Why Does Modern Art Look Like That?

A layman's take on art

I go to this event every year called Art Basel. It’s the largest art fair in the world. There are thousands of exhibitors, thousands of artists and galleries exhibit there, and much of it is so uninteresting and so outside the realm of what I would call art. I mean, the classic example is, “my five-year-old could do this.”

Art is one of the first expressions of humans, and even earlier hominids. Whether it was a drawing in the sand, or a cave painting, or a carved figure of a pregnant woman, my theory is that the first artistic representations were designed to recreate what occurs in nature as faithfully as the artist could manage.

If you start tracing art back through ancient Mesopotamia and Egypt and the carvings and the mummies and the figureheads and the sphinx, and then take it up through the Middle Ages, my theory is that art probably peaked in the Renaissance, because it was the closest to a true representation of what life was and what you were looking at.

Artists like Da Vinci, Caravaggio, with the use of light and accurate representations of human form and shapes. That was art trying to come as close as possible to the perfect representation of the thing that you were looking at. It wasn’t a straight line, of course. Roman sculpture devolved a bit in the 3rd and 4th centuries, going from the classical realism with detailed musculature and facial features to blockier, flatter, more “lumpy” representations.

But overall?

Everything since then has been trending toward the photograph. The high-resolution photograph is the highest representation of nature as an art form that is not actually nature. It was kind of the invention of the color camera that was the highest point of art, if art was truly humans trying to express what they saw in nature. Once we hit that, then there’s nowhere else to go.

So what happens after that? Now we’re trying to devolve it and dissect it.
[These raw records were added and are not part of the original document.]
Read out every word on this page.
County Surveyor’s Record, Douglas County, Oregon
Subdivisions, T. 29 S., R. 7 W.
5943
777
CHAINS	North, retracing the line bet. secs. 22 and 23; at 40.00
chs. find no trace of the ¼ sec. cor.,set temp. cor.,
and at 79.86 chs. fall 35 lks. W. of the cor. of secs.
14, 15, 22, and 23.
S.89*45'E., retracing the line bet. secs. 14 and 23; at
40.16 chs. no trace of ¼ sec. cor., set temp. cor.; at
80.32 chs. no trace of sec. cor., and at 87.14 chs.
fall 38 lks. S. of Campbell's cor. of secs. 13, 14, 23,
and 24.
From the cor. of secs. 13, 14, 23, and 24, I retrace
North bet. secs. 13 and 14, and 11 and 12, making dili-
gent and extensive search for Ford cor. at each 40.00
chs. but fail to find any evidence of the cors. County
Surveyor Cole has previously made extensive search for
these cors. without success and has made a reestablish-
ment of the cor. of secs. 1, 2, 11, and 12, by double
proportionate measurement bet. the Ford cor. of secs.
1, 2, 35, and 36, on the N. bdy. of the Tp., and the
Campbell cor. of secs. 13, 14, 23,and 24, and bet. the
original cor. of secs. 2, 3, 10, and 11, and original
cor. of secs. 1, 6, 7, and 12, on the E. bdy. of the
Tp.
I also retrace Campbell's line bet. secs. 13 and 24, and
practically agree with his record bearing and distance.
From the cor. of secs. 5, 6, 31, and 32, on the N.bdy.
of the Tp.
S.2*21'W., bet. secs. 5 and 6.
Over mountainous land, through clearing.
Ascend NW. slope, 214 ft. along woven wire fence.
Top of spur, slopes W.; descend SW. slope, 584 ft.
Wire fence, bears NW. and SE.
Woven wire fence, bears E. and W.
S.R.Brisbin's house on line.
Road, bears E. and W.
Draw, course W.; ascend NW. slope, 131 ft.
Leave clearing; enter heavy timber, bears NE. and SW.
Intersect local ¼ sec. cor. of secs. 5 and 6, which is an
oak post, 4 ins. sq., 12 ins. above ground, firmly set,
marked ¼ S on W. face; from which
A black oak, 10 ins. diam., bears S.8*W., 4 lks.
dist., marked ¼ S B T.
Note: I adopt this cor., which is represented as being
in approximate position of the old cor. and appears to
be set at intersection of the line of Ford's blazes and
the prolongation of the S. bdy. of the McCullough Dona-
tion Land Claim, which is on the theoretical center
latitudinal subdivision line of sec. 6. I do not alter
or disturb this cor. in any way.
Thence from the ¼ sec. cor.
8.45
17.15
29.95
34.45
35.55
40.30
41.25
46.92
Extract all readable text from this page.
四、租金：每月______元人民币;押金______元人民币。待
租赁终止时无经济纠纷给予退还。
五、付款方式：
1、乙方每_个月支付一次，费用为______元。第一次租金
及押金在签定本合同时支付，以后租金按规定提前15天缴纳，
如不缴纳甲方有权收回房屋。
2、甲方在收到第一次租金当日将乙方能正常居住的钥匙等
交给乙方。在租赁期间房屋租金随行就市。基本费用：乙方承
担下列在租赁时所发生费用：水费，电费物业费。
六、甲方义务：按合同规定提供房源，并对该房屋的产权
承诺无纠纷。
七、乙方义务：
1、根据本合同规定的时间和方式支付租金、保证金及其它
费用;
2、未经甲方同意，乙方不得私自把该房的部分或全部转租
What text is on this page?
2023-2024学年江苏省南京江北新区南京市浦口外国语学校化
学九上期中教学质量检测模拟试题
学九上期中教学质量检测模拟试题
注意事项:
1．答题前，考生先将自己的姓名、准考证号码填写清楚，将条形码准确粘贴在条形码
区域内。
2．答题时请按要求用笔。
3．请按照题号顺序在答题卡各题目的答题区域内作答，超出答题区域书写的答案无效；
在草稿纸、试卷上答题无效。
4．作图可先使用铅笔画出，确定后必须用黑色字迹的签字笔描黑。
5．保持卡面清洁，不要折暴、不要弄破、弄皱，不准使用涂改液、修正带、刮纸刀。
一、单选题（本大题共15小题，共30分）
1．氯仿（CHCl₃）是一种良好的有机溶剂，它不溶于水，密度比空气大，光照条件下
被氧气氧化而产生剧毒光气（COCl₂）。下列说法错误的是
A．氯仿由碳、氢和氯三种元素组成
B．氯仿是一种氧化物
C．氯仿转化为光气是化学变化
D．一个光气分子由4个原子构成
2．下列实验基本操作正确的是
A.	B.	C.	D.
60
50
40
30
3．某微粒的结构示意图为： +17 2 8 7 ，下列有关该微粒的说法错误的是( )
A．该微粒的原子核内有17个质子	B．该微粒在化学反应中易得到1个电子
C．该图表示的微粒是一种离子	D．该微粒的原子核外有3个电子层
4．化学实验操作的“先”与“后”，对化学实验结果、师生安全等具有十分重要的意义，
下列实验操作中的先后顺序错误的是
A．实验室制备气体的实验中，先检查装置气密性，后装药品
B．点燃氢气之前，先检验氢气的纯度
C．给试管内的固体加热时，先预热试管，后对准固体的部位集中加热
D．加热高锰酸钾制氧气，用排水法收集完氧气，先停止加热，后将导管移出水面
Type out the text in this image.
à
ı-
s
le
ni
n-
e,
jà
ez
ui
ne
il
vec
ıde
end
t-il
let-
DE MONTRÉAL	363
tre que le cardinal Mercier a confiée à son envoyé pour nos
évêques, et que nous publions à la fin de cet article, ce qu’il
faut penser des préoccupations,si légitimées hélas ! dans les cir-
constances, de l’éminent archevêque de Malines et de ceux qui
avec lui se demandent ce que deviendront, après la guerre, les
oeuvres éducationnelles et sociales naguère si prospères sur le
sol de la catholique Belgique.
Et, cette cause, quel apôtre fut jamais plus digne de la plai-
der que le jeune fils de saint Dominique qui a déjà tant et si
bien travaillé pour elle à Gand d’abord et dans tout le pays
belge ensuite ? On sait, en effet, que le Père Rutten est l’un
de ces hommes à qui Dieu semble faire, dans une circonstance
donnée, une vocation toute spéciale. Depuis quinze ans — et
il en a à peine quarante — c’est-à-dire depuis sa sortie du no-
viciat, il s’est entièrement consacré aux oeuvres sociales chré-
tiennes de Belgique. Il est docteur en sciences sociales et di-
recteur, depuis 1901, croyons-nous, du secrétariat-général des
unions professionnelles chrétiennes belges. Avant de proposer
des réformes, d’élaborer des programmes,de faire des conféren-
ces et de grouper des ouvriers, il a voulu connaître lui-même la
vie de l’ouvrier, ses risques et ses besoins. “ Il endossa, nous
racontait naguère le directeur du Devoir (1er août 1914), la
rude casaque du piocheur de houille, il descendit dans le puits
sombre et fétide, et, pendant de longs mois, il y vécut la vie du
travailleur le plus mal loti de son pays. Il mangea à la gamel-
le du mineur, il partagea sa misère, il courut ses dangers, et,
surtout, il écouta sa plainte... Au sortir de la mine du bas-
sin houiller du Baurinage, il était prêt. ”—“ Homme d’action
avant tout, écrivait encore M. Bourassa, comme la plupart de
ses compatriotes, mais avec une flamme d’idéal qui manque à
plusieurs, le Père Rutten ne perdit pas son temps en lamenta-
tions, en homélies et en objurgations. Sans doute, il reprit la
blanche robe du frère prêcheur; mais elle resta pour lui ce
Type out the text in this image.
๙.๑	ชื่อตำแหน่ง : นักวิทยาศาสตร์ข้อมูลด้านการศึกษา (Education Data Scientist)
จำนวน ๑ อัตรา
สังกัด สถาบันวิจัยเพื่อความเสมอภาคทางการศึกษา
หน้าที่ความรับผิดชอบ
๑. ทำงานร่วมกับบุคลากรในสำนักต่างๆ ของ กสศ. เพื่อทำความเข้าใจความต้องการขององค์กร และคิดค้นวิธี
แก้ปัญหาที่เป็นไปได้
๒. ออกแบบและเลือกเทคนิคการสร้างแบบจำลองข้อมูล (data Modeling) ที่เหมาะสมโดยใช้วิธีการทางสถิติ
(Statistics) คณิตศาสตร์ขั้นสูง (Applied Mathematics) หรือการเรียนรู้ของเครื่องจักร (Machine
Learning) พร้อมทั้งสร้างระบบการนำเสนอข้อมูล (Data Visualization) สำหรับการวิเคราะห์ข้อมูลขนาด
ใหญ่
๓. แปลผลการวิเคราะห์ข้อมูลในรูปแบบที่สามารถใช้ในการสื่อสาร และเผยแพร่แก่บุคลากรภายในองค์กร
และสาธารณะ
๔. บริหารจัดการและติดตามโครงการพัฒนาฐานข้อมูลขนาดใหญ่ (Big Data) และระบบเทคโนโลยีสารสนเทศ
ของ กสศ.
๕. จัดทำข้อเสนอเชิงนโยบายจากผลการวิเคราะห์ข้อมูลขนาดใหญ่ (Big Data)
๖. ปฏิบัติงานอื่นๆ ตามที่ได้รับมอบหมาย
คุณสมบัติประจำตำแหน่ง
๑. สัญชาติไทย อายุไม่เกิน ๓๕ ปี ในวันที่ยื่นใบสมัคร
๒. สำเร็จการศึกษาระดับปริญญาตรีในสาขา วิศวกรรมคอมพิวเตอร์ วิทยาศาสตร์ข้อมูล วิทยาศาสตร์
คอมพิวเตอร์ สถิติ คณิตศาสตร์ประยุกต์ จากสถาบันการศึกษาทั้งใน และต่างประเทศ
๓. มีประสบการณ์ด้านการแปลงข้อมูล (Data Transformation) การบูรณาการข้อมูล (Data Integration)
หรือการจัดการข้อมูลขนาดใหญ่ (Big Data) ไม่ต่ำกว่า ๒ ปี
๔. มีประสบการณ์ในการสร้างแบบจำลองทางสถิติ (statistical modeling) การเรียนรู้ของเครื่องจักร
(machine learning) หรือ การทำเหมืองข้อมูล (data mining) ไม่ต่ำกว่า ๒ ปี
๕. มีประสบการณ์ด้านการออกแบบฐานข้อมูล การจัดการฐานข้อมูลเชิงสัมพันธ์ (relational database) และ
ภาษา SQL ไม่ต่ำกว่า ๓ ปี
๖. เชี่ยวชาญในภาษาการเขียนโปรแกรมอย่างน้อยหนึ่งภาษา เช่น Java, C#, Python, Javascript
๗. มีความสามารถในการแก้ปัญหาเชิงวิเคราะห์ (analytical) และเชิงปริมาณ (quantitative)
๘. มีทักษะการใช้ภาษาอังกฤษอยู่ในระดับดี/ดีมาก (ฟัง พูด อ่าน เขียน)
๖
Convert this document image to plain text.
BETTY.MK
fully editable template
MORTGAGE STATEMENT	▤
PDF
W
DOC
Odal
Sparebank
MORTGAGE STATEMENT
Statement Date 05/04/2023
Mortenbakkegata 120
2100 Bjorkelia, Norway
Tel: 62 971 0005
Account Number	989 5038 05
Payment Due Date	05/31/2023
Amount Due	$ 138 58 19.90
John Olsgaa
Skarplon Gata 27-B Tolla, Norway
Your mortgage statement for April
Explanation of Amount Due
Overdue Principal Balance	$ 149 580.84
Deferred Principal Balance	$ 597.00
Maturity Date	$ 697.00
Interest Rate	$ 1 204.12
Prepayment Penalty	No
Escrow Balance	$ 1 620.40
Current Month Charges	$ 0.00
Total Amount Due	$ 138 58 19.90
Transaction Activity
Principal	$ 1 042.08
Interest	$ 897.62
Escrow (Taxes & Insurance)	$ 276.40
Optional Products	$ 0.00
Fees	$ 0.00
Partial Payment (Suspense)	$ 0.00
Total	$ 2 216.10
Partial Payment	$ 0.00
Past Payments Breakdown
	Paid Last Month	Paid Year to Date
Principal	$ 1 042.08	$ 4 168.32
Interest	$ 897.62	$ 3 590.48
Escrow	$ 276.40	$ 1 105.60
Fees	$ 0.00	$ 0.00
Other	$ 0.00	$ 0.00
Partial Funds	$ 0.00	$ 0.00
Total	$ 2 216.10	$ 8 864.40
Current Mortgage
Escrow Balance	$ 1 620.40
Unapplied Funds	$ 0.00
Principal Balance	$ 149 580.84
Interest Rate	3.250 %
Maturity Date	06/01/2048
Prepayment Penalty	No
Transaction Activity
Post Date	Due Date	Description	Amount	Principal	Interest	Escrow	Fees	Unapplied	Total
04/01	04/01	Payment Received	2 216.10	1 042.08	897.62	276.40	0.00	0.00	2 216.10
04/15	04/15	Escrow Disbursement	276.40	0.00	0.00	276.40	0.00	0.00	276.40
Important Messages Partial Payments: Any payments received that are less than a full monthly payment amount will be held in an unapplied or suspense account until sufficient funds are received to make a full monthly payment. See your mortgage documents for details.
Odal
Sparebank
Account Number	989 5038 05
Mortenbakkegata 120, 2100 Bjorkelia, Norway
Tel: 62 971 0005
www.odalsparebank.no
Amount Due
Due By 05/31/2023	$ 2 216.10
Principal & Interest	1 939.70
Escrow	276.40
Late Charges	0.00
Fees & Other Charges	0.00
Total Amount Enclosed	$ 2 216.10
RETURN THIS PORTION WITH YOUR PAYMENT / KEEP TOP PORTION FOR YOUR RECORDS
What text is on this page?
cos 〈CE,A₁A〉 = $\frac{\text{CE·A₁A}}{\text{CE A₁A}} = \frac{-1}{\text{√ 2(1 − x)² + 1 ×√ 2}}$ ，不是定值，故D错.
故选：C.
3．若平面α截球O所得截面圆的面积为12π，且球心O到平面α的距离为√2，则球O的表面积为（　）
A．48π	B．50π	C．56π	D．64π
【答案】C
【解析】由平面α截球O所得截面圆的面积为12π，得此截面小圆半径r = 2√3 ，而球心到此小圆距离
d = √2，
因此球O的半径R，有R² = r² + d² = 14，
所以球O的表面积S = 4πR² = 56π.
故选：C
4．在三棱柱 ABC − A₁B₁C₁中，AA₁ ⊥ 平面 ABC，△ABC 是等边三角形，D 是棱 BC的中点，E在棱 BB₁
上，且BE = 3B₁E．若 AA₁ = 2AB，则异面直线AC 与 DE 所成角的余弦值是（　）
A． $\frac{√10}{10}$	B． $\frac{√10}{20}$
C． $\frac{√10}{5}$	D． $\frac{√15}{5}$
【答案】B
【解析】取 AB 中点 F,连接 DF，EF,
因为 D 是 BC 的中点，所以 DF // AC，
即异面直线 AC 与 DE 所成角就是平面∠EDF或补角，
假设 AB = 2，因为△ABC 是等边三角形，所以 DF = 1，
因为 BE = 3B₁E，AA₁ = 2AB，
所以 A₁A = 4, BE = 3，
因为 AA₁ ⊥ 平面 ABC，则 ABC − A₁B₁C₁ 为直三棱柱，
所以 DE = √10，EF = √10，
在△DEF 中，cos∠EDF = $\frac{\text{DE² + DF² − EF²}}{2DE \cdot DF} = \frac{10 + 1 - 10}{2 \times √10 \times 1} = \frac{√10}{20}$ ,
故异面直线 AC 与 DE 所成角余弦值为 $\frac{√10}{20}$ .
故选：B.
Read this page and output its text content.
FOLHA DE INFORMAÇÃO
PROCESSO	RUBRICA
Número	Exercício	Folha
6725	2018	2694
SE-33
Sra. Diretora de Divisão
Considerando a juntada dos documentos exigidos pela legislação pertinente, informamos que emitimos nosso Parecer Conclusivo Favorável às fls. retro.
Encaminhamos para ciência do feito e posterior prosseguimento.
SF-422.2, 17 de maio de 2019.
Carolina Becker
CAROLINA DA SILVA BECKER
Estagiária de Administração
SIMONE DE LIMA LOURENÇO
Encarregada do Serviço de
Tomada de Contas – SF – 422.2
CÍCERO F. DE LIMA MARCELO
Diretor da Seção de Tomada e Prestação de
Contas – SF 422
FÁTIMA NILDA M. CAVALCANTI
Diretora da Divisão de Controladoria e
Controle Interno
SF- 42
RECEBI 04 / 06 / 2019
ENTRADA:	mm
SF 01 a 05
In the ensuing years and centuries, art devolved into cubism and pointillism and expressionism and Bauhaus and all the other things. I’m not being precise here because I don’t know all the terms, but the general trend is true: if you follow the logic, art was always seeking photorealism. When it got there, that’s when things got weird.

The first photography arrived in the 1820s, representing the pinnacle of the mountain climb toward true representation of reality. Then art began climbing back down the other side, dissecting reality, trying to find an edge. Trying to go beyond photorealism. That’s when you see things like pointillism emerge. Pointillism is beautiful because it’s what came after photography. It’s still close to true representation, just on the other side of reality and trending toward devolution. But the farther you get, the weirder things get.

What made Jackson Pollock such an innovative painter? He spilled paint and splattered paint on a canvas. He did it in an interesting way, sure, and it took a certain skill, but it’s not the same as Rembrandt. 

And now I get fed every day these images of guys with buckets of multicolored paint hanging in their studio, spinning them like a pendulum across a canvas. What is it about that that is truly art?

It’s almost like once mastery in any field is achieved, the next phase is deconstruction. You see it in visual art, you see it in education, you see it in history, you see it in media. There’s no straightforward heroes anymore. Everything has to be reinterpreted. Everything has to be twisted. Everything has to be broken apart. 

But art started as a way to recreate nature. It started as a way to show what you saw, as accurately as you could show it.

And my theory is that once we perfected that, once we could reproduce reality almost exactly, then the only direction left was to take it apart.